Tobb was incredibly autonomous and self-confident for his age. Together, we visited several oil pits in Texas and Louisiana, which gave us a feel for how measurement tools were actually used in day-to-day business. On a weekend, we went to the sea with a friend of his. As we drove by the NASA Johnson Space Center, I suggested to stop and visit the exhibit. With a big laugh, Tobb argued that the day was too sunny to go to a museum and convinced us to go swimming and jet-skiing instead: he preferred to enjoy life hic et nunc. We exchanged letters for several years (he sent me a touching one when I got married) and lost each other's trail after a while. The first time I searched for his name with Google, I could not find him; the second time, I did find him but it was too late.

Tobb died on 26 December 2003 during the Bam earthquake in Iran.

Mario Jeckle

Mario and I began cooperating in May 2002 in the area of Web Services, Grid services, and Service-Oriented Architecture (SOA). As usual when researchers are geographically distributed (he was based in Germany, I was based in Switzerland), we frequently interacted by e-mail, occasionally also by phone and Skype, and actually met face-to-face only once, on 15-16 September 2002, at the 11th meeting of the IRTF Network Management Research Group in Osnabrück, Germany.

Together we developed the European Conference on Web Services (ECOWS), which he had launched the previous year under the name ICWS-Europe. By merging it with the Nordic Conference on Web Services (NCWS) and growing its Program Committee, we managed to give it a critical mass. ECOWS became a thriving IEEE conference and attracted prominent European researchers in Web Services and SOA. In 2012, it became the European Conference on Service-Oriented and Cloud Computing (ESOCC).
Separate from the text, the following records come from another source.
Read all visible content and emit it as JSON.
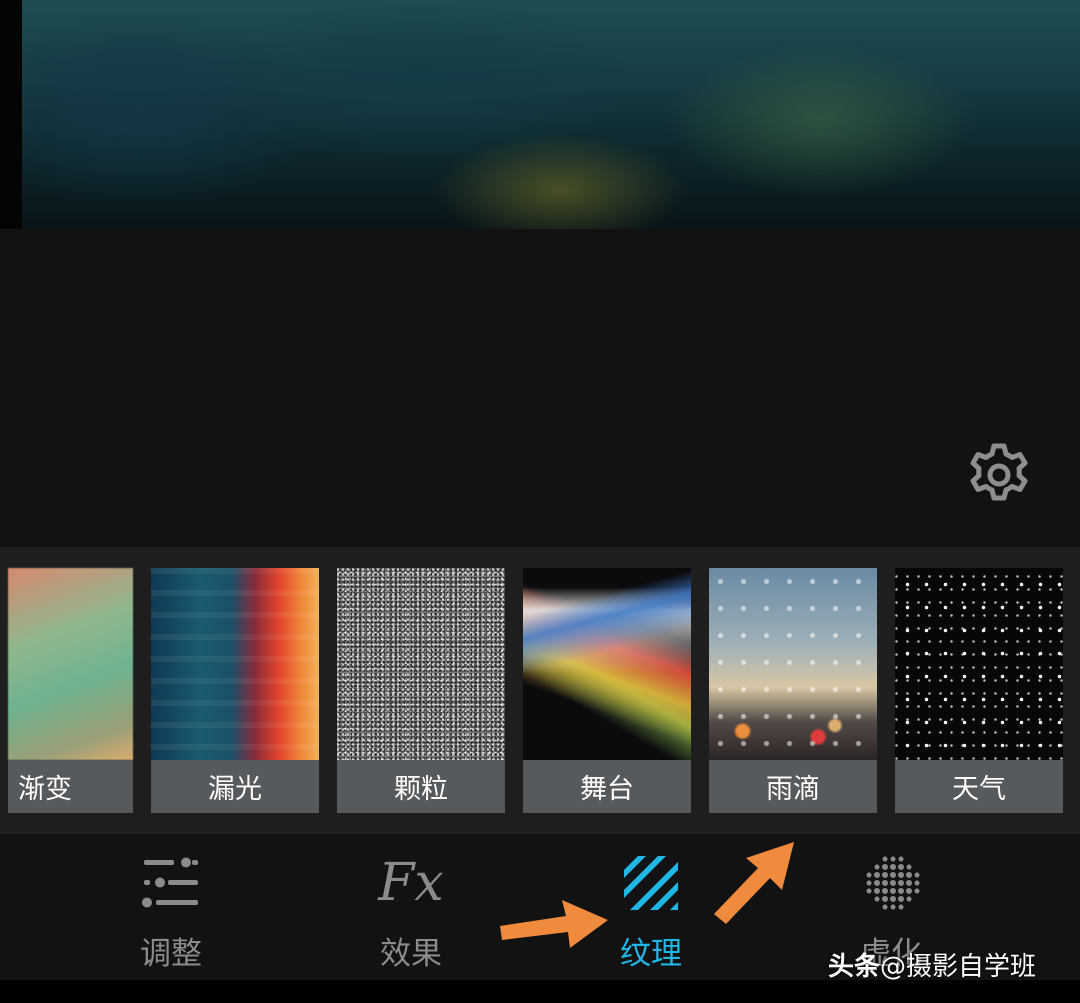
{
  "preview": {
    "image": "night-forest-photo"
  },
  "settings": {
    "icon": "gear-icon"
  },
  "textures": [
    {
      "label": "渐变",
      "thumb": "gradient"
    },
    {
      "label": "漏光",
      "thumb": "light-leak"
    },
    {
      "label": "颗粒",
      "thumb": "grain"
    },
    {
      "label": "舞台",
      "thumb": "stage"
    },
    {
      "label": "雨滴",
      "thumb": "raindrops"
    },
    {
      "label": "天气",
      "thumb": "weather"
    }
  ],
  "nav": {
    "items": [
      {
        "label": "调整",
        "icon": "sliders-icon"
      },
      {
        "label": "效果",
        "icon": "fx-icon",
        "glyph": "Fx"
      },
      {
        "label": "纹理",
        "icon": "texture-stripes-icon",
        "active": true
      },
      {
        "label": "虚化",
        "icon": "dot-grid-icon"
      }
    ]
  },
  "annotations": {
    "arrow_color": "#f08a3c"
  },
  "watermark": {
    "brand": "头条",
    "text": "@摄影自学班"
  },
  "colors": {
    "accent": "#1fb8e6",
    "label_bg": "#575a5d",
    "inactive": "#8b8b8b"
  }
}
Mario was a very hard-working person, highly competent, dedicated to his job, open to new ideas, and always willing to help. In Europe, as both an academic and the representative of DaimlerChrysler at W3C, he managed to build a bridge between industry and academia in the area of Web Services and SOA. In late 2003, Mario, Welf Löwe and I began working together on a special issue of a journal. This special issue was eventually published by the World Wide Web journal in 2007. It was dedicated to Mario's memory, who did not see the outcome.

Mario died on 11 June 2004 in a car accident in Germany, while helping others — typical of him.